According to the MBA, applications for mortgages declined by 4.5% for the week ending October 14, more than double the rate of decline compared to the week before. As a result, weekly mortgage application volume remains at the lowest level since 1997—the same year the Dow Jones Industrial Average closed over 7,000 for the first time. Yet, despite the slide in overall loan applications, ARM loan volume continued to tick up.

“With rates at these high levels, the ARM share rose to 12.8% of all applications, which was the highest share since March 2008,” said MBA Vice President and Deputy Chief Economist Joel Kan in an emailed statement. “ARM loans continue to remain a viable option for borrowers who are still trying to find ways to reduce their monthly payments.”

Related: Mortgage Rates Forecast For 2022

Where Is the Housing Market Headed?

Various indicators suggest that the housing market will remain stalled for the foreseeable future. According to the latest Zillow report, national home values stayed relatively flat between August and September but are still nearly 13% higher than a year ago. Between sticker shock and high mortgage rates, prospective home buyers are staying put, accounting for a roughly 30% decline in year-over-year home sales—a trend many experts expect to continue in the coming months.

Related: Best Mortgage Lenders Of October 2022

In the latest monthly NAHB/Wells Fargo Housing Market Index (HMI), home builders’ confidence in the housing market took another dip in this ongoing climate of high inflation and rising mortgage rates.

The HMI index is on a scale from 0 to 100 and gauges the strength of the single-family housing market. The survey includes roughly 900 home builders, and a score below 50 indicates that U.S. homebuilders have a negative outlook.

The index sank by eight points from 46 to 38 between September and October, reflecting an ongoing theme of deteriorating confidence. This was the tenth consecutive drop since December when the index score was 84.

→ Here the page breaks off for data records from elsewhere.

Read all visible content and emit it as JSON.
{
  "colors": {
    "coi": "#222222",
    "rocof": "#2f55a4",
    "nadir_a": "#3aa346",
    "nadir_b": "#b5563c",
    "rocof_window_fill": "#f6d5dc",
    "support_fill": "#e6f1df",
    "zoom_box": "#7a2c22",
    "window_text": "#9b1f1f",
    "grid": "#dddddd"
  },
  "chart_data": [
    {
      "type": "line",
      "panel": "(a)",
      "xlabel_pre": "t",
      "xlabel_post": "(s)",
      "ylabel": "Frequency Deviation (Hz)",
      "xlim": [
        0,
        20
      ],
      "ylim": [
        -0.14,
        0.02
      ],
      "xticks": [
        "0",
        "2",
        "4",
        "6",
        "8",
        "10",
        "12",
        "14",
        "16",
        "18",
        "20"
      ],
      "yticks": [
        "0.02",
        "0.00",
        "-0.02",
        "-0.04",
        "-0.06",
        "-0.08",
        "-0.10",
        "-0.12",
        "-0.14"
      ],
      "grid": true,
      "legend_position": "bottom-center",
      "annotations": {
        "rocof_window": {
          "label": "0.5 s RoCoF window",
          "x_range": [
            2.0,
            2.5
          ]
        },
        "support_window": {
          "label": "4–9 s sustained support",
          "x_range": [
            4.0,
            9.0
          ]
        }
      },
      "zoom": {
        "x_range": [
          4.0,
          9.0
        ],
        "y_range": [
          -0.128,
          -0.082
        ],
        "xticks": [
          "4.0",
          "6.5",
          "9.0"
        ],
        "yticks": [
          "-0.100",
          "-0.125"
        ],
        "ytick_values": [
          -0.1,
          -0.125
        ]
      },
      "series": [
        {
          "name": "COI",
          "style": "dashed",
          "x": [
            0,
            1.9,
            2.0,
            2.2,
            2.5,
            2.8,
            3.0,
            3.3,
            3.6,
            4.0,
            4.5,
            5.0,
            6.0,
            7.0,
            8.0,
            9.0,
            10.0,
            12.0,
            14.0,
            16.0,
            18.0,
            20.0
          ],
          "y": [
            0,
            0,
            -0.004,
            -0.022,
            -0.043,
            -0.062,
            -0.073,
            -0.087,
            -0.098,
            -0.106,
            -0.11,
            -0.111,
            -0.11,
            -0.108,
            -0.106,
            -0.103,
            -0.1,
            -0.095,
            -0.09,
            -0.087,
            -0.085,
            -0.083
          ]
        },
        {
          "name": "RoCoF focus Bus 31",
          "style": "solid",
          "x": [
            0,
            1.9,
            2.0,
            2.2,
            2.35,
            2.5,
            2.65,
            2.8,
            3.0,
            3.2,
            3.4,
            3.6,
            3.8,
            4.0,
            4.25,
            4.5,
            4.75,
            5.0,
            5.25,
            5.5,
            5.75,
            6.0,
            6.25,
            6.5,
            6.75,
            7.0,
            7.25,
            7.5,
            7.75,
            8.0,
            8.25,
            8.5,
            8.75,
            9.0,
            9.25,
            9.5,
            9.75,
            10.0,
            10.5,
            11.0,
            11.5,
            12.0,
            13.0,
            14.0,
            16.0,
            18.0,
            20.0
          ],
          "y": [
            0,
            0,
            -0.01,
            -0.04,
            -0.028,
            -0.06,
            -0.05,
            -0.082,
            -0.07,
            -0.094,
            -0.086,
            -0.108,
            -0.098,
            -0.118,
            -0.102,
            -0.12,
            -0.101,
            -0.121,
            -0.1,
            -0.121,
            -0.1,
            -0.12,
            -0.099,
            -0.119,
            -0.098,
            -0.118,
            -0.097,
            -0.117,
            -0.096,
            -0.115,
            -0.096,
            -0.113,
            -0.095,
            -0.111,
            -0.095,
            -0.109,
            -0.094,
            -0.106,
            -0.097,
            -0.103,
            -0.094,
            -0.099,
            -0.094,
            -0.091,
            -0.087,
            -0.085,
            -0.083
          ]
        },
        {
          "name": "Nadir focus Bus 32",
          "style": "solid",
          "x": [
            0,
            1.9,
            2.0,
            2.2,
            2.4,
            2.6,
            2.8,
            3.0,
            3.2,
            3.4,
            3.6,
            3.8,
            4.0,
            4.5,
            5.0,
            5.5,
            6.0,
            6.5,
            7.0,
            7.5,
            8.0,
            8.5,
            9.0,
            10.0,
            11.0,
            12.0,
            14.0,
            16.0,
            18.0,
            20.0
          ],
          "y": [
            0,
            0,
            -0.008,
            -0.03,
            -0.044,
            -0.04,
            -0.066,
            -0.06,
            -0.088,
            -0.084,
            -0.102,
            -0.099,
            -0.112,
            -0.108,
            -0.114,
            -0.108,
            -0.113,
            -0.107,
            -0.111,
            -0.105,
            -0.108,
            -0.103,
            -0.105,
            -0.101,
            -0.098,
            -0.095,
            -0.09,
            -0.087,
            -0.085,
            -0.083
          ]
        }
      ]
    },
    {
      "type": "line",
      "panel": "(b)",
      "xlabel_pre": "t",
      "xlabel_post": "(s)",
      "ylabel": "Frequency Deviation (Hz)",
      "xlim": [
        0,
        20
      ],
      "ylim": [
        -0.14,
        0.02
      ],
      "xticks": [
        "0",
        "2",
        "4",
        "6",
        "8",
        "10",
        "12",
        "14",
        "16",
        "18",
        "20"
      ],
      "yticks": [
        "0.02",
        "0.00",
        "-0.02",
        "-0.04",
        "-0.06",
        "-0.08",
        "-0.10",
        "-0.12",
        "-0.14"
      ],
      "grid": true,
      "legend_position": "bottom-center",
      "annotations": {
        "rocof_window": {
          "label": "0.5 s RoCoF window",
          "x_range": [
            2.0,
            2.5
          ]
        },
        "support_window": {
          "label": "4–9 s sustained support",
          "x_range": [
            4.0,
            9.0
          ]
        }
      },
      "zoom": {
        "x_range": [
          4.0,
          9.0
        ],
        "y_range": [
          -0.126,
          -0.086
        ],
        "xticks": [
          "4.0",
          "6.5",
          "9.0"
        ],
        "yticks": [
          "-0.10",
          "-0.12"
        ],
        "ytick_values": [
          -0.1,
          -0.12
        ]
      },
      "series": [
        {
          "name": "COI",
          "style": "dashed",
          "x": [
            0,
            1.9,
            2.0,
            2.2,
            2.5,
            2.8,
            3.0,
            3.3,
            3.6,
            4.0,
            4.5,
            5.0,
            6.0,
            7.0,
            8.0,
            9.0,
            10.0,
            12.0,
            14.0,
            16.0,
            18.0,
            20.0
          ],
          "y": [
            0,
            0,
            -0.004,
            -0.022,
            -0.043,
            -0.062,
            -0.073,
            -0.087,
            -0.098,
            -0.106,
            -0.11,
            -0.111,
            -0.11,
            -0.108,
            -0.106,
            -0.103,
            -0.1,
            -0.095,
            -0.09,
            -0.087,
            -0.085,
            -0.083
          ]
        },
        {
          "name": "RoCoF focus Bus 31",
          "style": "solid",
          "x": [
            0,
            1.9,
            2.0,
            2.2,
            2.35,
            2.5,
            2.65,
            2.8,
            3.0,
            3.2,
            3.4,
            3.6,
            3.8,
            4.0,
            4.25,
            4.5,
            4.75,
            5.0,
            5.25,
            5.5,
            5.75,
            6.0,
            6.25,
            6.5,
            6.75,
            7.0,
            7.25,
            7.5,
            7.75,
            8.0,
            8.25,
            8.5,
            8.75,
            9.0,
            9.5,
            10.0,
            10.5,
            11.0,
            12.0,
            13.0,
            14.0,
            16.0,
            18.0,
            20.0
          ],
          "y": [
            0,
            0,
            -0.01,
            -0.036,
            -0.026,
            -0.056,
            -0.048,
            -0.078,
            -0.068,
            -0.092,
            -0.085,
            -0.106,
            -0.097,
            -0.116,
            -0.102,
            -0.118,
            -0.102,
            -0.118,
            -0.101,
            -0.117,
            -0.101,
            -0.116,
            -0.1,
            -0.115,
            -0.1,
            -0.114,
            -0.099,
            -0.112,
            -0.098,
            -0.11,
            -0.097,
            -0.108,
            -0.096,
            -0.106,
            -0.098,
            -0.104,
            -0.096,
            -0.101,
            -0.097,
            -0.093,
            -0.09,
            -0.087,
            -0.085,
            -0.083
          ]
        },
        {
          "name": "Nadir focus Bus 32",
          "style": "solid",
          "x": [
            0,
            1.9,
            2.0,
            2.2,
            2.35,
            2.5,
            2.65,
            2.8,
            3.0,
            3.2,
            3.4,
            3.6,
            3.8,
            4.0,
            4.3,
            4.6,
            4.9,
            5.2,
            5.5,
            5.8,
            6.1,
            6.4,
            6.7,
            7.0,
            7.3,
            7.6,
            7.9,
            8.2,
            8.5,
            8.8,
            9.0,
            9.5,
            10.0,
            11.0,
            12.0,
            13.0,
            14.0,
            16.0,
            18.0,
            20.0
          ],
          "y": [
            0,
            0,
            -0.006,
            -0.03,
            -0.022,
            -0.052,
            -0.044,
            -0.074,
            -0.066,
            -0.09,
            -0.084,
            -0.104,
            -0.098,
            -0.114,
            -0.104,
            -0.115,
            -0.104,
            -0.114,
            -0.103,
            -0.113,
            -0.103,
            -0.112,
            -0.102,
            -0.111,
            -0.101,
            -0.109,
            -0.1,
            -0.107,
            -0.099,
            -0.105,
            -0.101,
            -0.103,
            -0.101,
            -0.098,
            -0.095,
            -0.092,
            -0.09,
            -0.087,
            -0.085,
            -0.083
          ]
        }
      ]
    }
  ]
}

“High mortgage rates approaching 7% have significantly weakened demand, particularly for first-time and first-generation prospective home buyers,” said NAHB Chairman Jerry Konter, a home builder and developer from Georgia, in a press statement. Konter described the lack of housing affordability as a worsening and unsustainable situation and called on policymakers to address the crisis.

Yet, even as experts predict the housing market to remain cool in the coming months, there may be a silver lining for some prospective home buyers.

“(A)s many rate-sensitive shoppers stay sidelined, those who forge ahead now will find more options and more eager sellers than anytime since the pandemic began,” said Zillow senior economist Jeff Tucker in an emailed statement.

But what about prospective home buyers who can’t afford to jump into the game right now? Nicole Bachaud, an economist at Zillow, advises you to use this time to understand your credit score to see if there are ways to improve it by the time you are ready to purchase a home.

“If you have a high credit score, that can significantly change your mortgage rate,” says Buchard. “A couple of basis points on today’s mortgage rates can make a big difference in monthly payment.”